The number of ballot initiatives seen in Utah in recent elections is historically high. Some have divided communities (e.g., medical marijuana), while others created legal conflicts and left state legislators to clean up the mess (e.g., Medicaid expansion).
Many are being driven by deep-pocketed, out-of-state political donors seeking to change laws (which they don’t have to live under) combined with a for-profit signature-gathering industry (whose primary goal is not good laws, but making money). These problematic realities do not encourage good public policymaking, and they even risk persuading the public that Utah’s ballot is more about profit than policy.
But these problems also bring an opportunity for solutions.
Solving Utah’s ballot initiative problems requires reforms that protect the integrity of our republic’s democratic and constitutional institution of ballot initiatives by: (1) making it a better policymaking process and (2) protecting that process from the perception that it facilitates political profiteering.
The best policymaking process we have — the process that has generated the policies that contribute to Utah’s nation-leading economic prosperity and good governance — is the legislative process. Of course, one purpose of a ballot initiative is to bypass state lawmakers. However, ballot initiatives — and all Utahns — could still benefit from adopting positive elements of the legislative process, even if they want to go around state lawmakers. The legislative process is driven by a competition of ideas and a need to balance geographic interests through deliberative debate and building consensus support for a new law.
Stoking a competition of ideas within ballot initiatives could be done by giving voters more than a binary choice on ballot issues. For example, the timing of signature gathering on ballot initiatives could be adjusted so that the Utah Legislature could put an alternative option on the ballot alongside a proposition. Voters would then choose among supporting the proposition, supporting the Legislature’s alternative, or opposing both and voting for the status quo.
Having a third voting option on a ballot question would avoid the false and misleading choice currently presented to voters on ballot questions. In the case of Medicaid expansion, for instance, instead of choosing to either help low-income people get health coverage or do nothing more for them, they would choose among multiple ways to help them or leave things as they are. This competition of ideas will force a more informed debate that leads to better public policy, as the proposed laws of ballot initiative supporters and legislators must compete to create the broadest consensus of support.

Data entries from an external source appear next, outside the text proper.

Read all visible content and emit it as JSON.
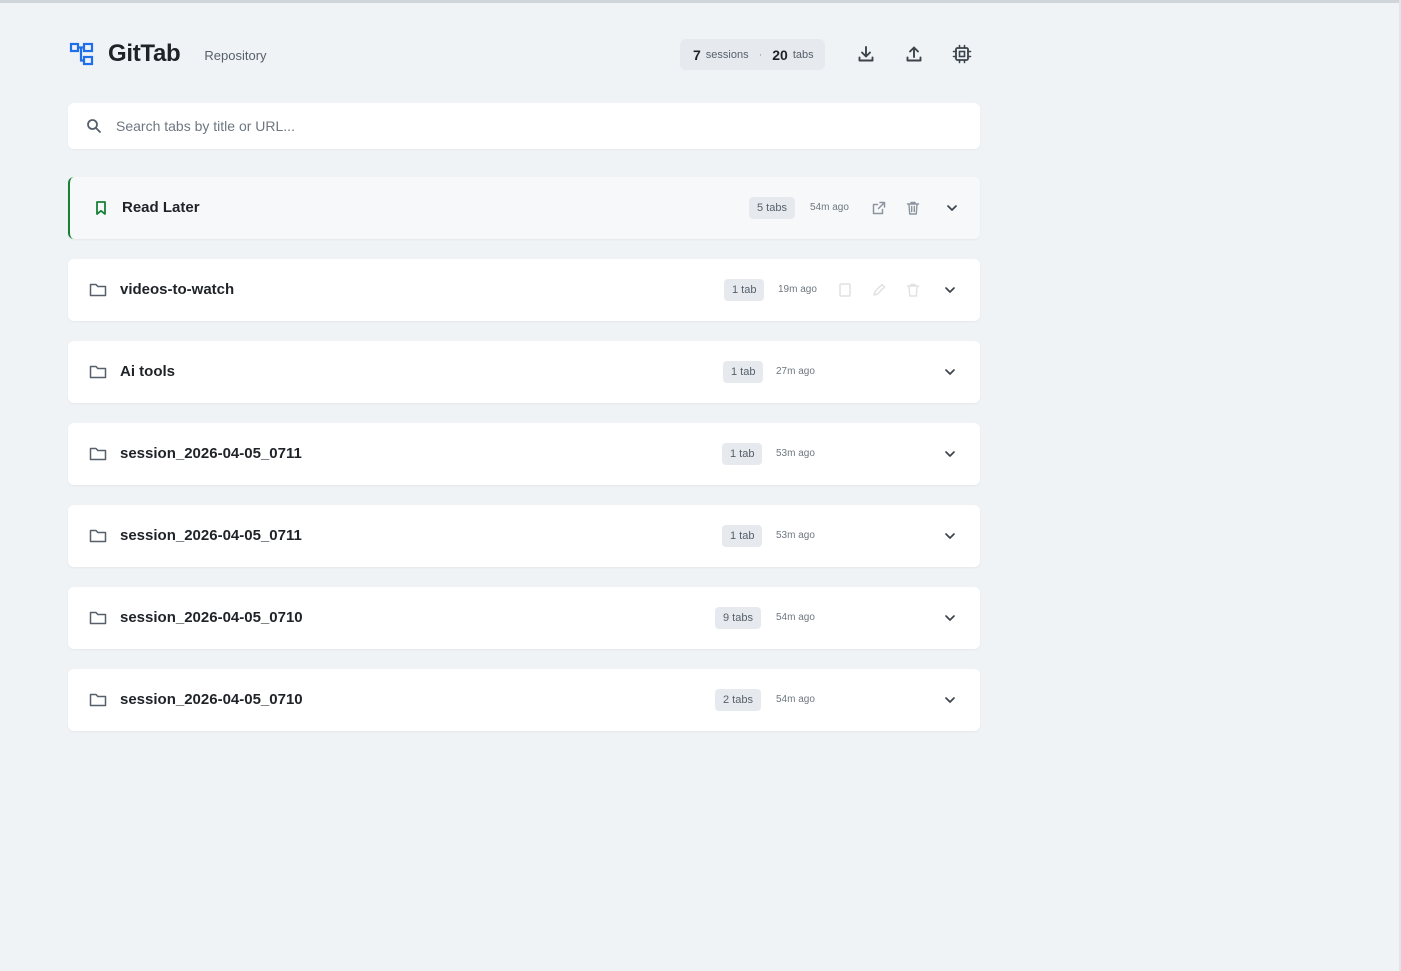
{
  "header": {
    "title": "GitTab",
    "subtitle": "Repository",
    "sessions_count": "7",
    "sessions_label": "sessions",
    "separator": "·",
    "tabs_count": "20",
    "tabs_label": "tabs",
    "accent_color": "#1f6feb",
    "icons": [
      "gittab-logo-icon",
      "download-icon",
      "upload-icon",
      "settings-chip-icon"
    ]
  },
  "search": {
    "placeholder": "Search tabs by title or URL..."
  },
  "pinned_color": "#1a7f37",
  "sessions": [
    {
      "name": "Read Later",
      "count": "5 tabs",
      "time": "54m ago",
      "icon": "bookmark-icon",
      "pinned": true
    },
    {
      "name": "videos-to-watch",
      "count": "1 tab",
      "time": "19m ago",
      "icon": "folder-icon"
    },
    {
      "name": "Ai tools",
      "count": "1 tab",
      "time": "27m ago",
      "icon": "folder-icon"
    },
    {
      "name": "session_2026-04-05_0711",
      "count": "1 tab",
      "time": "53m ago",
      "icon": "folder-icon"
    },
    {
      "name": "session_2026-04-05_0711",
      "count": "1 tab",
      "time": "53m ago",
      "icon": "folder-icon"
    },
    {
      "name": "session_2026-04-05_0710",
      "count": "9 tabs",
      "time": "54m ago",
      "icon": "folder-icon"
    },
    {
      "name": "session_2026-04-05_0710",
      "count": "2 tabs",
      "time": "54m ago",
      "icon": "folder-icon"
    }
  ]
}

Another healthy part of the legislative process that ballot initiatives could adapt and borrow is to require that an initiative win the most votes in a majority (15 of 29) or super-majority (20 of 29) of senate districts in the state to pass, rather than just winning the most votes statewide. This would require that initiatives appeal to a wide geographic swath of the state, rather than focusing on population centers. This would empower more Utahns and force initiative supporters to again focus on building a broad public consensus of support from voters.
Some may complain that this second reform would add improper burdens to passing a ballot initiative. However, getting a statewide majority (the current requirement) actually requires more votes than getting a majority in 15 or 20 state senate districts. Rather than clearly placing a bigger burden on ballot initiatives, a requirement for a majority/supermajority of senate districts would create some barriers, while lowering others. What it would clearly do is tilt ballot initiative dynamics toward generating broad consensus on policy issues, and away from a simple appeal to a narrower base of population centers.
One way to protect the ballot initiative process from problems associated with the practices of for-profit signature-gathering companies: Require such companies to be licensed and strictly follow rules connected to that license. During signature-gathering for the medical marijuana ballot initiative, for instance, signature gatherers from both sides were accused of making false statements to persuade voters to sign or remove a signature from the initiative, and the same for-profit companies that were paid to gather signatures for the initiative were paid to get those signatures removed. Both of these practices should be violations of a for-profit signature-gathering business license – and should result in immediate suspension of that license and disqualification of all signatures that company gathered or had removed.
With these kinds of reforms to our ballot initiative process, initiatives would be more geared toward broad consensus, likely making them less divisive and controversial. The ballot initiative process would also be protected from public perception concerns related to for-profit signature gathering. In both cases, ballot initiatives would likely lead to better policy outcomes for Utahns. And that is what all ballot initiatives should really be about.